The three women in this family disagree with each other in three completely different registers, and that's where the book earns its pleasure. Felicity's engagement carries the most weight, and Steel handles the turn in her relationship with real patience, letting small signs pile up instead of ringing an alarm. She goes still in rooms where she used to talk freely. She starts checking a door before she says something ordinary. Nobody narrates this as danger; you just feel the air in the scene change, and that's the sharpest writing in the book, done with a light hand instead of a heavy one. Violet gets the opposite job, comic relief and moral counterweight in one person, laughing off the whole machinery of white dresses and seating charts without ever sounding smug about it. Watching the two sisters argue past each other without either one winning is more honest than most novels manage on this subject.

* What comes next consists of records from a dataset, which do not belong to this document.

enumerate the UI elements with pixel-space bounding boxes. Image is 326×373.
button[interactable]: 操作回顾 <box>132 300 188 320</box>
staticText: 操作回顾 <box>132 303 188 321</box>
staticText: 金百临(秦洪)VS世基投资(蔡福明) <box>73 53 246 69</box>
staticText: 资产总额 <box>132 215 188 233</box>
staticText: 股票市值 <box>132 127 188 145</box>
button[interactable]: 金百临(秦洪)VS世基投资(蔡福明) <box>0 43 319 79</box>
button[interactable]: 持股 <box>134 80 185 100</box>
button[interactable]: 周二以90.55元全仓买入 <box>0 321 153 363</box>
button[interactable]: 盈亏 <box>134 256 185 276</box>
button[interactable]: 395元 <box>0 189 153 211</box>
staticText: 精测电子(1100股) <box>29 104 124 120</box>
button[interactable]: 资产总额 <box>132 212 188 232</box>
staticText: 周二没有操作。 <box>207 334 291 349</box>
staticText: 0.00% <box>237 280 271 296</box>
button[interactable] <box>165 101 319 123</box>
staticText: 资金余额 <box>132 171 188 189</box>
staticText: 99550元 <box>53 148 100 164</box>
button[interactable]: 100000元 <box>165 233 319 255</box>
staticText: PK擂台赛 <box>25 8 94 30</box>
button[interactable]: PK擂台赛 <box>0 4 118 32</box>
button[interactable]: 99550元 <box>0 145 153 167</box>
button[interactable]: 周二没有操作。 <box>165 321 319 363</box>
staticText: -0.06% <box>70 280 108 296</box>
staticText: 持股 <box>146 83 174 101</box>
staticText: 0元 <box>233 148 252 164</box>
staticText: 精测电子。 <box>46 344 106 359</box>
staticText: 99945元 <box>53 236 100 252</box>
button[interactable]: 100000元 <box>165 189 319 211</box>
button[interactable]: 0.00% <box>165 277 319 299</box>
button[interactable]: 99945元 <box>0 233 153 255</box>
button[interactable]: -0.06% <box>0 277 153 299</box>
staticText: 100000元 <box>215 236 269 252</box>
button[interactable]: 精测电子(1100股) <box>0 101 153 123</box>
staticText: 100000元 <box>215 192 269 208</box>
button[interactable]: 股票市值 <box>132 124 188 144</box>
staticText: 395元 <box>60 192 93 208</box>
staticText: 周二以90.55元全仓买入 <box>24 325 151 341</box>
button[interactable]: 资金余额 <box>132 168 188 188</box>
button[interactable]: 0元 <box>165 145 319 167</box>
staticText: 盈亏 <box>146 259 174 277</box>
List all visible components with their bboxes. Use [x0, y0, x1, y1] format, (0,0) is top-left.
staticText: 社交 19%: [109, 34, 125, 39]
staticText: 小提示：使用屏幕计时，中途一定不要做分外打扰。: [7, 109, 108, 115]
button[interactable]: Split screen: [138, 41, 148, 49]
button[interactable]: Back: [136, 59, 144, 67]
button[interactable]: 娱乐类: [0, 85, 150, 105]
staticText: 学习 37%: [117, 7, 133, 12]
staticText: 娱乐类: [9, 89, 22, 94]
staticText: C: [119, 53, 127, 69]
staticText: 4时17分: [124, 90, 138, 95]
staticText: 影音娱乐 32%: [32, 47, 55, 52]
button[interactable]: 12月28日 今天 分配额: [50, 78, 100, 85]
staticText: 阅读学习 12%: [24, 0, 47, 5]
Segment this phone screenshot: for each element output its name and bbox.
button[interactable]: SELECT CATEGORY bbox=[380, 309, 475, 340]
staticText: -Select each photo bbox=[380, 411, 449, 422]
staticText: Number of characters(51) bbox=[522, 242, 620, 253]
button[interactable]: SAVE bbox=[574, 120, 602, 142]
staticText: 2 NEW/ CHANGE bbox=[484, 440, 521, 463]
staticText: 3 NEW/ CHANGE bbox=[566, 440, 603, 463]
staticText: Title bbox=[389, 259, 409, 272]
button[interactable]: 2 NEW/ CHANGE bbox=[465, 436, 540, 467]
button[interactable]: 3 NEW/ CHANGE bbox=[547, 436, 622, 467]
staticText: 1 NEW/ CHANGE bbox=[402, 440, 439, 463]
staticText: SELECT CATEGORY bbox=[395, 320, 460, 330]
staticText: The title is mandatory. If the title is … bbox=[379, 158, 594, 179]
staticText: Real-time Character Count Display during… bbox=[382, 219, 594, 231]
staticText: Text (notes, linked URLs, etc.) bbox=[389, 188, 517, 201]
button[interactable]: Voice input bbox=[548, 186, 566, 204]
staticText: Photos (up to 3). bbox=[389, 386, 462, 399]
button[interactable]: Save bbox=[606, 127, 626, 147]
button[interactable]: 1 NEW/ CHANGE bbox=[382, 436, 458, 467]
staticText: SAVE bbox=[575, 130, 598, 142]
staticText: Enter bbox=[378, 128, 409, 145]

Then there's Dominique herself, running out a long, undernourishing arrangement with a married man who has given her almost nothing in return, and her own mother back in Paris, once a wealthy man's mistress for decades, now weighing whether an old flame is worth the trouble at her age. The grandmother's chapters caught me off guard. It's not what happens in them so much as the plain fact of a woman well past seventy still asking whether she's allowed to want more out of life. Steel doesn't wallow in her regret. She just lets it sit at the table like another guest, unremarked but impossible to ignore.
Why you should read
- Fans of multigenerational family sagas
- Readers who want relationship fiction with real emotional stakes
- Book clubs debating marriage versus independence
- Anyone drawn to a wedding-industry backdrop
What to expect
- Four interwoven women's storylines
- Gentle pacing with short chapters
- One subplot with genuine tension and danger
- Plain, accessible prose over ornate style
The pacing stays gentle throughout, chapters short, four storylines braided without ever losing the thread, and Steel trusts emotional clarity over any showier style. The men here get less curiosity than the women, mostly serving as obstacles or rewards rather than people in their own right, which is the one place the book shows its age. But it was never really their story. It's about the instant before a woman steps out in front of everyone who loves her and has to decide, one more time, whether this is actually the life she wants.